Vale a leitura porque o turismo - e percebo isso a cada dia - é a porta dourada de entrada para o desenvolvimento.
TURISMO-PROBLEMA
Os festejos carnavalescos representam uma boa oportunidade para se avaliar o turismo estrangeiro no Brasil. A imagem do País no exterior está quase que indissoluvelmente associada ao futebol e ao carnaval. Assim como os jogadores brasileiros encantam o mundo todo, a grande festa de Momo também exerce um fascínio sobre o estrangeiro. E não é para menos: o colorido das fantasias, o ritmo do samba e a alegria contagiante das multidões durante vários dias é algo sem precedentes no mundo. Nas capitais nordestinas, o carnaval ainda apresenta alguns encantos adicionais, como a espontaneidade dos blocos e alguns ritmos musicais diferentes, como o frevo e o maracatu.
Mas aquilo que aparece nas televisões e na mídia impressa é apenas o lado lúdico do carnaval. Os eternos problemas brasileiros empanaram o brilho que o carnaval mereceria. Por exemplo, quem foi diverte-se em Olinda enfrenta dificuldades que poucos jornais mostram. Primeiro, a cidade fica tomada por um número de foliões muito maior do que ela comporta. Olinda, declarada capital cultural do Brasil e contando com um notável conjunto arquitetônico, não possui locais adequados para o estacionamento de veículos. Os foliões têm que abandonar seus carros em terrenos baldios e caminhar até o centro histórico. No trajeto, esgoto a céu aberto e risco de assalto (as pessoas são instruídas a não andar com relógios, câmaras fotográficas, documentos ou qualquer objeto de valor). Centenas de ambulantes vendem alimentos em condições precárias de higiene. Pouca ou nenhuma lata de lixo. Nenhum banheiro público. Isso para não mencionar os vômitos espalhados pelas ruas em razão dos excessos alcoólicos. Essa perversa combinação, durante uma festa que se prolonga por vários dias quase ininterruptamente, produz um caos sanitário.
Quem tolera participar de uma festa, por mais atrativos que ela possa apresentar, se as condições são essas? Um olhar atento sobre os turistas estrangeiros que foram para o carnaval de Olinda (em 2007, grifo meu) responde à questão. Eles podem ser divididos em três grupos. O primeiro, mais expressivo numericamente, contava com jovens cujo interesse não era a alegria de participar dos festejos momescos. Estavam simplesmente atrás de drogas baratas a serem desfrutadas num ambiente de promiscuidade. O segundo, composto por homens mais velhos, eram igualmente desinteressado pelo carnaval em si. Vieram para o Brasil por causa das prostitutas baratas. O terceiro, minoritário, era o grupo dos estrangeiros que vieram atrás do estereótipo de carnaval brasileiro: alegria, folclore, paisagens tropicais exuberantes.

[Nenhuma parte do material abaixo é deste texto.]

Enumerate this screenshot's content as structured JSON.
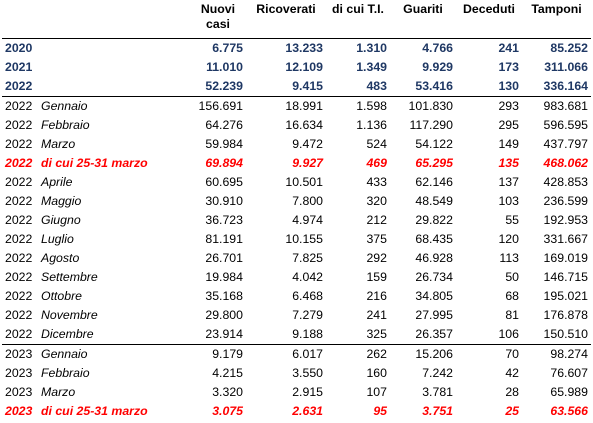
{
  "headers": [
    "",
    "Nuovi casi",
    "Ricoverati",
    "di cui T.I.",
    "Guariti",
    "Deceduti",
    "Tamponi"
  ],
  "header_nuovi_1": "Nuovi",
  "header_nuovi_2": "casi",
  "annual": [
    {
      "year": "2020",
      "nuovi": "6.775",
      "ricoverati": "13.233",
      "ti": "1.310",
      "guariti": "4.766",
      "deceduti": "241",
      "tamponi": "85.252"
    },
    {
      "year": "2021",
      "nuovi": "11.010",
      "ricoverati": "12.109",
      "ti": "1.349",
      "guariti": "9.929",
      "deceduti": "173",
      "tamponi": "311.066"
    },
    {
      "year": "2022",
      "nuovi": "52.239",
      "ricoverati": "9.415",
      "ti": "483",
      "guariti": "53.416",
      "deceduti": "130",
      "tamponi": "336.164"
    }
  ],
  "rows2022": [
    {
      "year": "2022",
      "month": "Gennaio",
      "nuovi": "156.691",
      "ricoverati": "18.991",
      "ti": "1.598",
      "guariti": "101.830",
      "deceduti": "293",
      "tamponi": "983.681"
    },
    {
      "year": "2022",
      "month": "Febbraio",
      "nuovi": "64.276",
      "ricoverati": "16.634",
      "ti": "1.136",
      "guariti": "117.290",
      "deceduti": "295",
      "tamponi": "596.595"
    },
    {
      "year": "2022",
      "month": "Marzo",
      "nuovi": "59.984",
      "ricoverati": "9.472",
      "ti": "524",
      "guariti": "54.122",
      "deceduti": "149",
      "tamponi": "437.797"
    },
    {
      "year": "2022",
      "month": "di cui 25-31 marzo",
      "nuovi": "69.894",
      "ricoverati": "9.927",
      "ti": "469",
      "guariti": "65.295",
      "deceduti": "135",
      "tamponi": "468.062",
      "highlight": true
    },
    {
      "year": "2022",
      "month": "Aprile",
      "nuovi": "60.695",
      "ricoverati": "10.501",
      "ti": "433",
      "guariti": "62.146",
      "deceduti": "137",
      "tamponi": "428.853"
    },
    {
      "year": "2022",
      "month": "Maggio",
      "nuovi": "30.910",
      "ricoverati": "7.800",
      "ti": "320",
      "guariti": "48.549",
      "deceduti": "103",
      "tamponi": "236.599"
    },
    {
      "year": "2022",
      "month": "Giugno",
      "nuovi": "36.723",
      "ricoverati": "4.974",
      "ti": "212",
      "guariti": "29.822",
      "deceduti": "55",
      "tamponi": "192.953"
    },
    {
      "year": "2022",
      "month": "Luglio",
      "nuovi": "81.191",
      "ricoverati": "10.155",
      "ti": "375",
      "guariti": "68.435",
      "deceduti": "120",
      "tamponi": "331.667"
    },
    {
      "year": "2022",
      "month": "Agosto",
      "nuovi": "26.701",
      "ricoverati": "7.825",
      "ti": "292",
      "guariti": "46.928",
      "deceduti": "113",
      "tamponi": "169.019"
    },
    {
      "year": "2022",
      "month": "Settembre",
      "nuovi": "19.984",
      "ricoverati": "4.042",
      "ti": "159",
      "guariti": "26.734",
      "deceduti": "50",
      "tamponi": "146.715"
    },
    {
      "year": "2022",
      "month": "Ottobre",
      "nuovi": "35.168",
      "ricoverati": "6.468",
      "ti": "216",
      "guariti": "34.805",
      "deceduti": "68",
      "tamponi": "195.021"
    },
    {
      "year": "2022",
      "month": "Novembre",
      "nuovi": "29.800",
      "ricoverati": "7.279",
      "ti": "241",
      "guariti": "27.995",
      "deceduti": "81",
      "tamponi": "176.878"
    },
    {
      "year": "2022",
      "month": "Dicembre",
      "nuovi": "23.914",
      "ricoverati": "9.188",
      "ti": "325",
      "guariti": "26.357",
      "deceduti": "106",
      "tamponi": "150.510"
    }
  ],
  "rows2023": [
    {
      "year": "2023",
      "month": "Gennaio",
      "nuovi": "9.179",
      "ricoverati": "6.017",
      "ti": "262",
      "guariti": "15.206",
      "deceduti": "70",
      "tamponi": "98.274"
    },
    {
      "year": "2023",
      "month": "Febbraio",
      "nuovi": "4.215",
      "ricoverati": "3.550",
      "ti": "160",
      "guariti": "7.242",
      "deceduti": "42",
      "tamponi": "76.607"
    },
    {
      "year": "2023",
      "month": "Marzo",
      "nuovi": "3.320",
      "ricoverati": "2.915",
      "ti": "107",
      "guariti": "3.781",
      "deceduti": "28",
      "tamponi": "65.989"
    },
    {
      "year": "2023",
      "month": "di cui 25-31 marzo",
      "nuovi": "3.075",
      "ricoverati": "2.631",
      "ti": "95",
      "guariti": "3.751",
      "deceduti": "25",
      "tamponi": "63.566",
      "highlight": true
    }
  ],
  "colors": {
    "annual": "#1f3864",
    "highlight": "#ff0000",
    "text": "#000000"
  }
}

Os membros do primeiro e segundo grupos certamente retornarão ao País e recomendarão a viagem para amigos e conhecidos. Encontraram o que buscavam: drogas, sexo fácil e prostitutas baratas. Os do terceiro grupo dificilmente repetirão a experiência e muito menos irão aconselhar que alguém venha ao Brasil nessa época do ano.
O Brasil, assim, vem perdendo charme como destino turístico. Suas decantadas virtudes vão se esmaecendo aos olhos do estrangeiro, pois o País tem que competir hoje com destinos no Caribe, Oriente Médio e Pacífico. Que também oferecem praias, paisagens exuberantes, clima quente, comidas exóticas, povos hospitaleiros e artesanatos curiosos.
A realidade nesse sentido é dura. Do ponto de vista turístico, o Brasil é cada vez mais um mero entreposto de drogas e prostituição. Se nada for feito no curto prazo – em relação à segurança – e no longo prazo – em relação à educação -, o turismo se tornará uma crescente fonte de problemas e não de receitas para os brasileiros.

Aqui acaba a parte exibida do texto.